Patrick Roy's coaching route

Eric Duhatschek

From Thursday's Globe and Mail

Patrick Roy, second on the NHL's career wins list among goaltenders and the only three-time winner of the Conn Smythe Trophy as the playoffs' most valuable player, took a different route to coaching in junior hockey. In 1997, still in the prime of his career, he and two other men invested in the Beaufort Harfangs franchise in the QMJHL. They eventually changed the team's name to the Remparts and shifted it to the Colisée in Quebec City.

When Roy made the investment, he said he could not have predicted he would be coaching the team in less than 10 years. Instead, Roy says his primary motivation was to give something back to his community.

"Today, I realize I was very fortunate to have two good partners [Michel Cadrin and Jacques Tanguay] with me because if I had been by myself, I don't know if it would have been that successful."

Roy says it was only toward the end of his playing career that he "started to realize that maybe this was something that I'd like to do."

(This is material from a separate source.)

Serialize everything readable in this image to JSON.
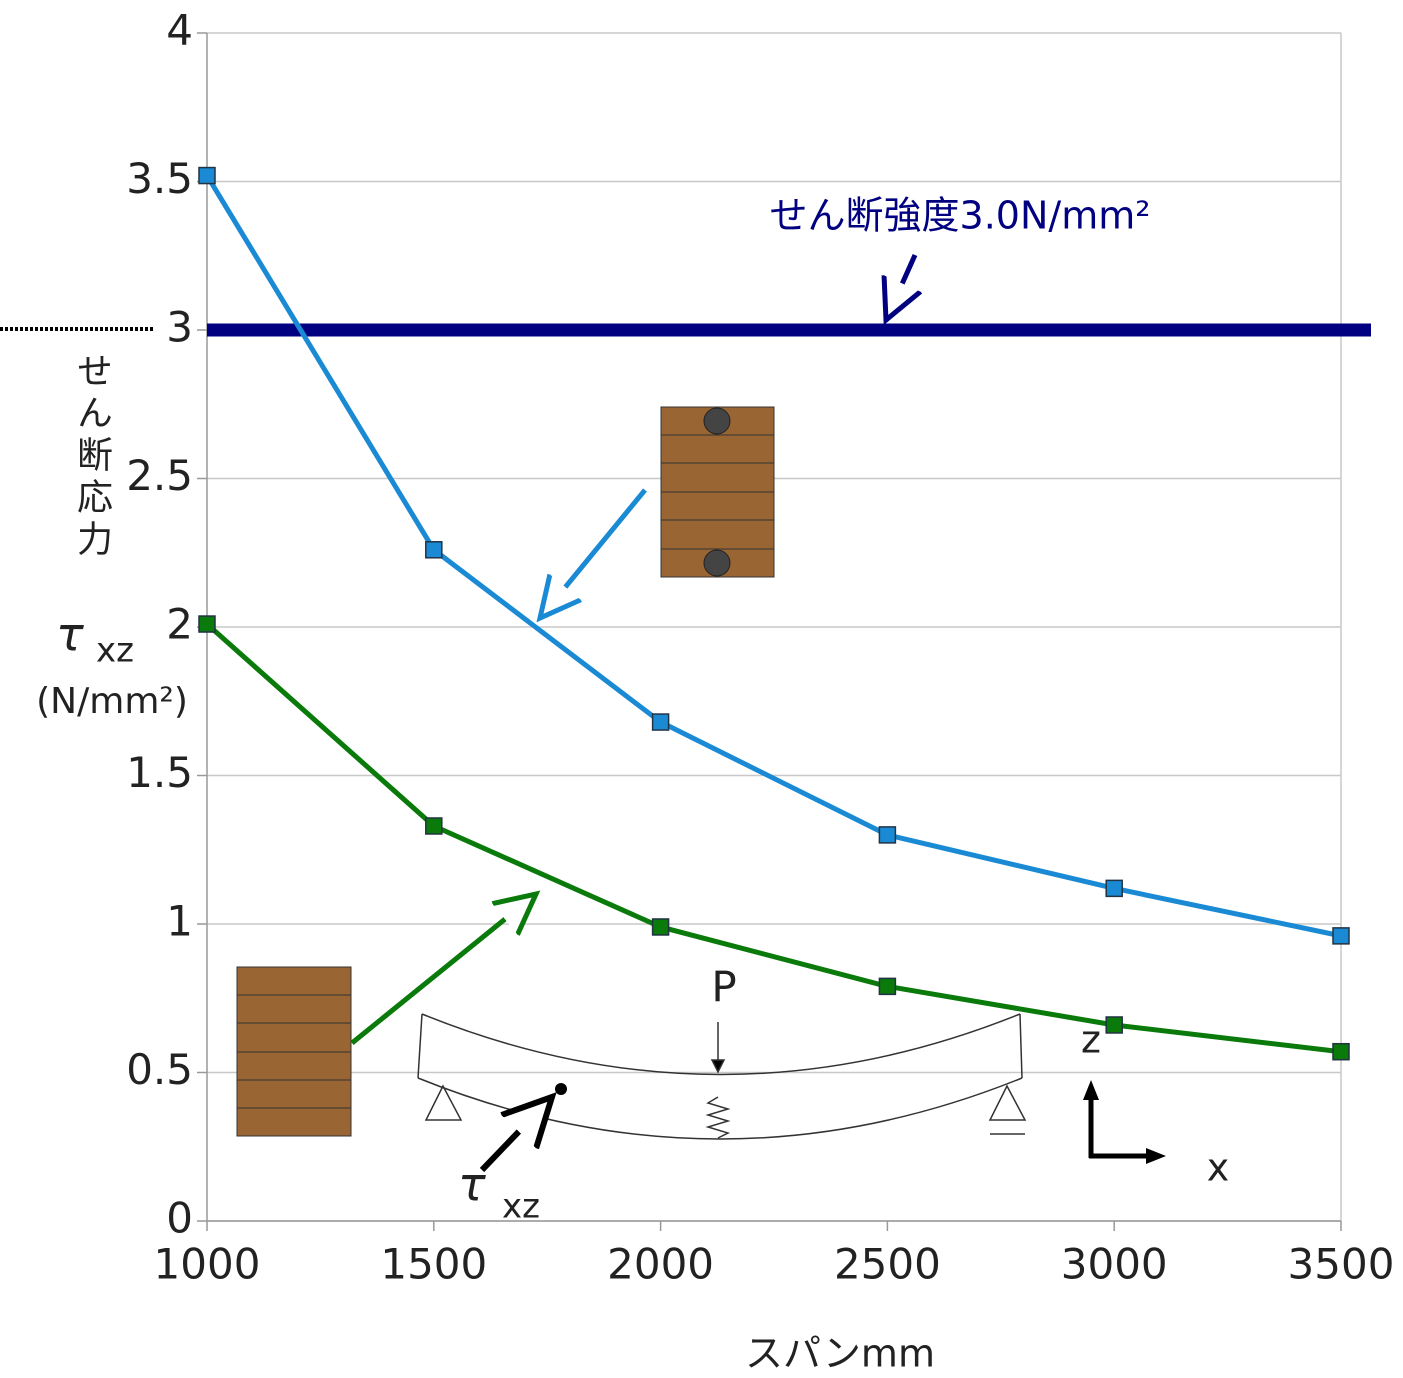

"When I retired," Roy said, "I decided to come here and be the GM of the team. I was a bit bored. I wanted a bit more, so I started coaching bantam, and after my second year bantam, I decided to try it as a coach in junior."

Roy became the Remparts' head coach in September of 2005 and won a Memorial Cup in his first year, becoming the seventh coach in history to do so and the first since Claude Julien with the Hull Olympiques in 1997.

If the opportunity to coach in the NHL came along, is that something Roy would be open to?

"That'd be possible," he said. "I'm not saying yes. I'm not saying no. But I will think of it. As we speak, I don't have to because nothing's happened, but if one day there's a team that knocks on my door and says, would you like to try that experience, I'll have to think about it. … I don't close the door for sure."